Thiruvananthapuram: The murder of the Latvian tourist has forced tourism authorities to face the reality that Kerala, too, is a potentially unsafe destination. The Tourism Department, therefore, has ordered the first-ever ‘safety survey’ of tourism destinations in the state. The survey will be carried out by the Responsible Tourism Mission and would be completed by July this year. The survey will try to understand all the safety-related issues of a destination.
“The focus will be on the safety of guests,” said Rupesh Kumar, the state coordinator of Responsible Tourism Mission. The survey will map what has been termed the “grey and black” areas of a tourism spot. This will involve collecting information about unauthorized guides, quotation gangs, drug rackets, unregistered Ayurveda centres and all such places that are the potential hubs of illegal activities. The survey will be carried out in three modules. First, there will be discussions with the tourism stakeholders- the tourism industry, local businesses, local police stations and people’s representatives.
The general concerns aired during such discussions will be listed. The stakeholders will follow up these issues at their level. For instance, if a discussion throws up the issue of goonda menace in an area, the local police station will be asked to do a reality check. Then, each individual tourism property in the area – resorts, lodges, and homestays - will be subjected to a safety audit. “The properties will be asked to do a self-evaluation of the security issues that could prop up in relation to the safety of a guest.

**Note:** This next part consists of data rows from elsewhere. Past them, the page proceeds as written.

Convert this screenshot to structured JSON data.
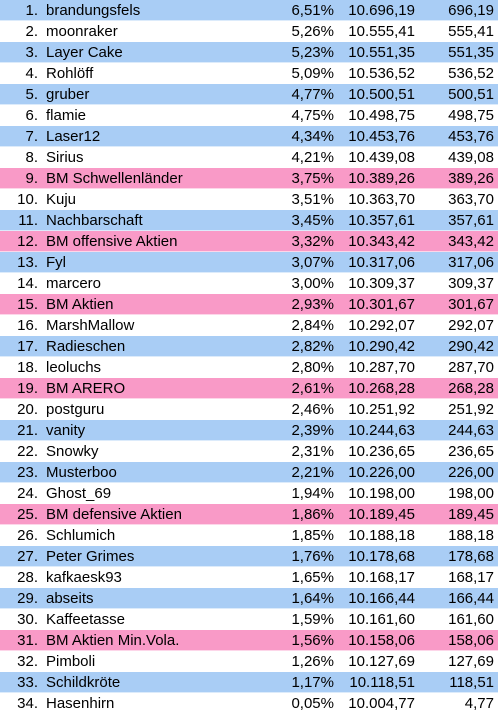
{
  "colors": {
    "blue": "#a9cdf5",
    "white": "#ffffff",
    "pink": "#f99ac7"
  },
  "rows": [
    {
      "rank": "1.",
      "name": "brandungsfels",
      "pct": "6,51%",
      "value": "10.696,19",
      "gain": "696,19",
      "bg": "blue"
    },
    {
      "rank": "2.",
      "name": "moonraker",
      "pct": "5,26%",
      "value": "10.555,41",
      "gain": "555,41",
      "bg": "white"
    },
    {
      "rank": "3.",
      "name": "Layer Cake",
      "pct": "5,23%",
      "value": "10.551,35",
      "gain": "551,35",
      "bg": "blue"
    },
    {
      "rank": "4.",
      "name": "Rohlöff",
      "pct": "5,09%",
      "value": "10.536,52",
      "gain": "536,52",
      "bg": "white"
    },
    {
      "rank": "5.",
      "name": "gruber",
      "pct": "4,77%",
      "value": "10.500,51",
      "gain": "500,51",
      "bg": "blue"
    },
    {
      "rank": "6.",
      "name": "flamie",
      "pct": "4,75%",
      "value": "10.498,75",
      "gain": "498,75",
      "bg": "white"
    },
    {
      "rank": "7.",
      "name": "Laser12",
      "pct": "4,34%",
      "value": "10.453,76",
      "gain": "453,76",
      "bg": "blue"
    },
    {
      "rank": "8.",
      "name": "Sirius",
      "pct": "4,21%",
      "value": "10.439,08",
      "gain": "439,08",
      "bg": "white"
    },
    {
      "rank": "9.",
      "name": "BM Schwellenländer",
      "pct": "3,75%",
      "value": "10.389,26",
      "gain": "389,26",
      "bg": "pink"
    },
    {
      "rank": "10.",
      "name": "Kuju",
      "pct": "3,51%",
      "value": "10.363,70",
      "gain": "363,70",
      "bg": "white"
    },
    {
      "rank": "11.",
      "name": "Nachbarschaft",
      "pct": "3,45%",
      "value": "10.357,61",
      "gain": "357,61",
      "bg": "blue"
    },
    {
      "rank": "12.",
      "name": "BM offensive Aktien",
      "pct": "3,32%",
      "value": "10.343,42",
      "gain": "343,42",
      "bg": "pink"
    },
    {
      "rank": "13.",
      "name": "Fyl",
      "pct": "3,07%",
      "value": "10.317,06",
      "gain": "317,06",
      "bg": "blue"
    },
    {
      "rank": "14.",
      "name": "marcero",
      "pct": "3,00%",
      "value": "10.309,37",
      "gain": "309,37",
      "bg": "white"
    },
    {
      "rank": "15.",
      "name": "BM Aktien",
      "pct": "2,93%",
      "value": "10.301,67",
      "gain": "301,67",
      "bg": "pink"
    },
    {
      "rank": "16.",
      "name": "MarshMallow",
      "pct": "2,84%",
      "value": "10.292,07",
      "gain": "292,07",
      "bg": "white"
    },
    {
      "rank": "17.",
      "name": "Radieschen",
      "pct": "2,82%",
      "value": "10.290,42",
      "gain": "290,42",
      "bg": "blue"
    },
    {
      "rank": "18.",
      "name": "leoluchs",
      "pct": "2,80%",
      "value": "10.287,70",
      "gain": "287,70",
      "bg": "white"
    },
    {
      "rank": "19.",
      "name": "BM ARERO",
      "pct": "2,61%",
      "value": "10.268,28",
      "gain": "268,28",
      "bg": "pink"
    },
    {
      "rank": "20.",
      "name": "postguru",
      "pct": "2,46%",
      "value": "10.251,92",
      "gain": "251,92",
      "bg": "white"
    },
    {
      "rank": "21.",
      "name": "vanity",
      "pct": "2,39%",
      "value": "10.244,63",
      "gain": "244,63",
      "bg": "blue"
    },
    {
      "rank": "22.",
      "name": "Snowky",
      "pct": "2,31%",
      "value": "10.236,65",
      "gain": "236,65",
      "bg": "white"
    },
    {
      "rank": "23.",
      "name": "Musterboo",
      "pct": "2,21%",
      "value": "10.226,00",
      "gain": "226,00",
      "bg": "blue"
    },
    {
      "rank": "24.",
      "name": "Ghost_69",
      "pct": "1,94%",
      "value": "10.198,00",
      "gain": "198,00",
      "bg": "white"
    },
    {
      "rank": "25.",
      "name": "BM defensive Aktien",
      "pct": "1,86%",
      "value": "10.189,45",
      "gain": "189,45",
      "bg": "pink"
    },
    {
      "rank": "26.",
      "name": "Schlumich",
      "pct": "1,85%",
      "value": "10.188,18",
      "gain": "188,18",
      "bg": "white"
    },
    {
      "rank": "27.",
      "name": "Peter Grimes",
      "pct": "1,76%",
      "value": "10.178,68",
      "gain": "178,68",
      "bg": "blue"
    },
    {
      "rank": "28.",
      "name": "kafkaesk93",
      "pct": "1,65%",
      "value": "10.168,17",
      "gain": "168,17",
      "bg": "white"
    },
    {
      "rank": "29.",
      "name": "abseits",
      "pct": "1,64%",
      "value": "10.166,44",
      "gain": "166,44",
      "bg": "blue"
    },
    {
      "rank": "30.",
      "name": "Kaffeetasse",
      "pct": "1,59%",
      "value": "10.161,60",
      "gain": "161,60",
      "bg": "white"
    },
    {
      "rank": "31.",
      "name": "BM Aktien Min.Vola.",
      "pct": "1,56%",
      "value": "10.158,06",
      "gain": "158,06",
      "bg": "pink"
    },
    {
      "rank": "32.",
      "name": "Pimboli",
      "pct": "1,26%",
      "value": "10.127,69",
      "gain": "127,69",
      "bg": "white"
    },
    {
      "rank": "33.",
      "name": "Schildkröte",
      "pct": "1,17%",
      "value": "10.118,51",
      "gain": "118,51",
      "bg": "blue"
    },
    {
      "rank": "34.",
      "name": "Hasenhirn",
      "pct": "0,05%",
      "value": "10.004,77",
      "gain": "4,77",
      "bg": "white"
    }
  ]
}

But more importantly, the survey team will do a thorough objective evaluation of the security infrastructure of the property, and this will include factors like the access of outsiders to the property and also the antecedents of those working there,” Mr Kumar said.
While these two – discussions with stakeholders and safety audit – will offer a “home view” of the situation, the “outsider version” will be provided by the tourists themselves. For this, a safety questionnaire will be randomly distributed among tourists who stay in an area. “All these inputs will be collated to evolve a tourist security map of the state, with the vulnerable and safe areas clearly defined,” Mr Kumar said. A ‘code of conduct’ for both tourists and locals, too, will be drawn up on the basis of the survey findings. The RT Mission is currently training 750 resource persons picked from across the state to conduct the survey.